Sejarah mengabadikan kegemilangan intelektual islam berlangsung pada masa Dinasti Abbasiyah. Para cendekiawan mengagungkan kepemimpinan Khalifah ke 7 al-Makmun yang masyhur sebagai pecinta ilmu pengetahuan. Khalifah al-Makmun berhasil mentransformasi Baitul Hikmah yang digagas Khalifah Harun al-Rasyid menjadi pusat ilmu agama sekaligus pusat penerjemahan naskah-naskah karya para filsuf Yunani. Tak ayal, Dinasti Abbasiyah mencapai era keemasannya. Namun dibalik itu, gurat merah sejarah islam juga tergores.
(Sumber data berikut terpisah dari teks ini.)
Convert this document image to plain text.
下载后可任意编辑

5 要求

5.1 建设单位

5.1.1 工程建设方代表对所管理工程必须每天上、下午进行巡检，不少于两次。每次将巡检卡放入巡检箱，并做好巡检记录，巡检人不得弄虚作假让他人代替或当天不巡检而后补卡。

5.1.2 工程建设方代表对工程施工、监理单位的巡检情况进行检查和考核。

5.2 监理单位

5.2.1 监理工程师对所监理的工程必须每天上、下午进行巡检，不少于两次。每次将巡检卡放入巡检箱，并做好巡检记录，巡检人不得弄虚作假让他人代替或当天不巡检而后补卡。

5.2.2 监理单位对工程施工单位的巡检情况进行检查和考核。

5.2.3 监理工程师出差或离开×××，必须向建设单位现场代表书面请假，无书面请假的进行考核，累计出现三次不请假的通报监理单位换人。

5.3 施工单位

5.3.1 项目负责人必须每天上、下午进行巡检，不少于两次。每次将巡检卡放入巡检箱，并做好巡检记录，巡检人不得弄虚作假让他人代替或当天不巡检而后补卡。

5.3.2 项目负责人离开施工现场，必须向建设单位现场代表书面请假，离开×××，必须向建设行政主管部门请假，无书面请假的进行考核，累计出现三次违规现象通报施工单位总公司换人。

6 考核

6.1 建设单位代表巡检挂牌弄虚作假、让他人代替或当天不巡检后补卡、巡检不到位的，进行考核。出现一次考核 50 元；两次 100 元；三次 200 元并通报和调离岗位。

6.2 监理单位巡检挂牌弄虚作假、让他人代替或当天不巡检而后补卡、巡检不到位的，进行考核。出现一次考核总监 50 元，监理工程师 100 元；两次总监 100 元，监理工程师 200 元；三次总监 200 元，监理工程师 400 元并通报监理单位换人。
Dr. Nadirsyah Hosen dalam artikelnya bertajuk “Politisasi Aqidah:Membedah Mihnah dan al-I’tiqad al-Qadiri” menyatakan bahwa Khalifah al-Makmun sebagai seorang rasionalis memiliki kecenderungan pada paham Mu’tazilah. Ini terbukti dari penetapan paham Mu’tazilah sebagai madzhab resmi negara. Lebih dari itu, al-Makmun juga memaksa ulama-ulama menganut paham yang serupa dengannya. Maka lahirlah perintah mihnah, yakni semacam tes keagamaan dengan konsekuensi bagi mereka (ulama) yang tak sepaham dengan khalifah akan dipersekusi negara.
Imam Thabari dalam kitabnya Tarikh Thabari juz 8 menulis ulang surat Khalifah al-Makmun yang memerintahkan pengumpulan para ulama untuk diinterogasi perihal apakah al-Qur’an itu qadim atau makhluk. Barangsiapa menjawab makhluk (sebagaimana paham Mu’tazilah), maka amanlah dia. Bila menjawab qadim, habislah dia disiksa. Radikalisme atas nama agama ini tidak berhenti selepas al-Makmun wafat. Berturut-turut al-Mu’tashim dan al-Watsiq melanggengkan mihnah yang berarti semakin banyak ulama yang ditangkap dan siksa. Salah satunya adalah Abu Ya’qub Yusuf bin Yahya al-Buwaithi (wafat 231 H/846 M).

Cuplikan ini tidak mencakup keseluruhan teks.